Lou Reed hadn't appeared in public since March when he made a surprise cameo at a public playback of Transformer. He had already cancelled several gigs earlier that month, including a performance at Coachella, citing "unavoidable complications".
In the first official statement since his wife, Laurie Anderson, had revealed that he was "dying" of liver failure, the former Velvet Underground frontman credited both "modern medicine" and tai chi with saving his life.
Anderson had said last week that Reed "won't ever totally recover" from his surgery. His condition was "as serious as it gets", she told the Times, and it will take "a few months" for him to recover from the life-saving transplant.
After the surgery was completed, Anderson had some good words for American health care when speaking with media about her husband's condition, praising the Cleveland Clinic. "Fortunately we can outsource like corporations. It's medical tourism," she said.
"The Cleveland clinic is massive. They have the best results for heart, liver and kidney transplants. Whenever I get discouraged about how stupid technology is and how greedy and stupid Americans are, I go to the Cleveland clinic because the people there are genuinely very kind and very smart".
That such an operation has become routine in modern medicine impressed Anderson. "This is no longer an operation that is life threatening," she said. "They put it [the new liver] in immediately and it started to work immediately. Every week it gets better. I can imagine a world where you can get everything transplanted".

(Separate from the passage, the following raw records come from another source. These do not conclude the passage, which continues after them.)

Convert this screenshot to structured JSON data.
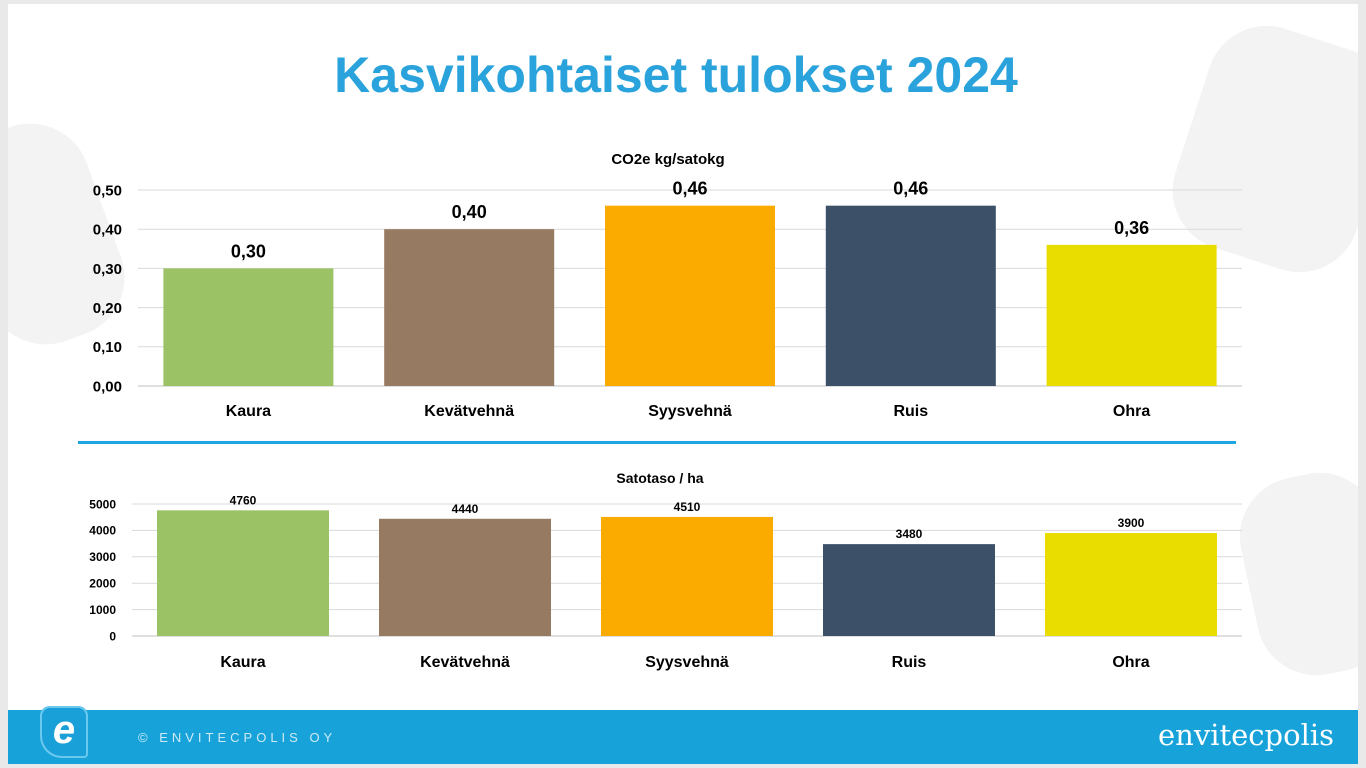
{
  "title": "Kasvikohtaiset tulokset 2024",
  "footer": {
    "logo_letter": "e",
    "copyright": "© ENVITECPOLIS OY",
    "brand": "envitecpolis"
  },
  "chart_data": [
    {
      "type": "bar",
      "title": "CO2e kg/satokg",
      "categories": [
        "Kaura",
        "Kevätvehnä",
        "Syysvehnä",
        "Ruis",
        "Ohra"
      ],
      "values": [
        0.3,
        0.4,
        0.46,
        0.46,
        0.36
      ],
      "data_labels": [
        "0,30",
        "0,40",
        "0,46",
        "0,46",
        "0,36"
      ],
      "yticks": [
        "0,00",
        "0,10",
        "0,20",
        "0,30",
        "0,40",
        "0,50"
      ],
      "ylim": [
        0,
        0.5
      ],
      "colors": [
        "#9bc264",
        "#977a62",
        "#fbaa00",
        "#3c5068",
        "#e9dd00"
      ],
      "grid": true,
      "legend": "none"
    },
    {
      "type": "bar",
      "title": "Satotaso / ha",
      "categories": [
        "Kaura",
        "Kevätvehnä",
        "Syysvehnä",
        "Ruis",
        "Ohra"
      ],
      "values": [
        4760,
        4440,
        4510,
        3480,
        3900
      ],
      "data_labels": [
        "4760",
        "4440",
        "4510",
        "3480",
        "3900"
      ],
      "yticks": [
        "0",
        "1000",
        "2000",
        "3000",
        "4000",
        "5000"
      ],
      "ylim": [
        0,
        5000
      ],
      "colors": [
        "#9bc264",
        "#977a62",
        "#fbaa00",
        "#3c5068",
        "#e9dd00"
      ],
      "grid": true,
      "legend": "none"
    }
  ]
}
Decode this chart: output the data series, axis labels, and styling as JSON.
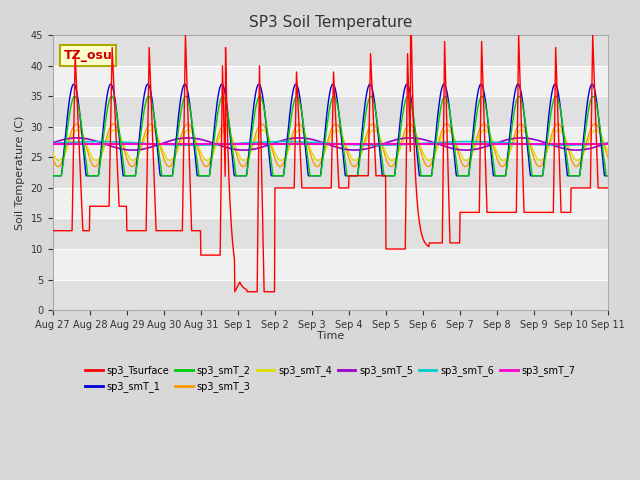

Reed, in turn, wrote on his website, "I am a triumph of modern medicine, physics and chemistry. I am bigger and stronger than ever. My Chen Taiji and health regimen has served me well all of these years, thanks to Master Ren Guang-yi.
I look forward to being on stage performing, and writing more songs to connect with your hearts and spirits and the universe well into the future."
A student of tai chi for more than 30 years, Reed began studying the Chen style around 2002, after seeing Guang-yi.
"When I saw what he did, I said, 'Oh my god, a man who can fly," he explained to Kung Fu magazine. When I saw that combination of grace and power, the fast and the soft, the yin and the yang, that's what I'd been looking for".
Reed began taking Guang-yi on tour, and the singer eventually recorded the soundtrack and narration for a tai chi DVD. In 2007, Reed released Hudson River Wind Meditations, a collection of songs intended "as an adjunct to meditation [and] tai chi".
"I was completely awestruck [by the operation]," she went on. "You send out two planes – one for the donor, one for the recipient – at the same time. You bring the donor in live, you take him off life support ... I find certain things about technology truly, deeply inspiring".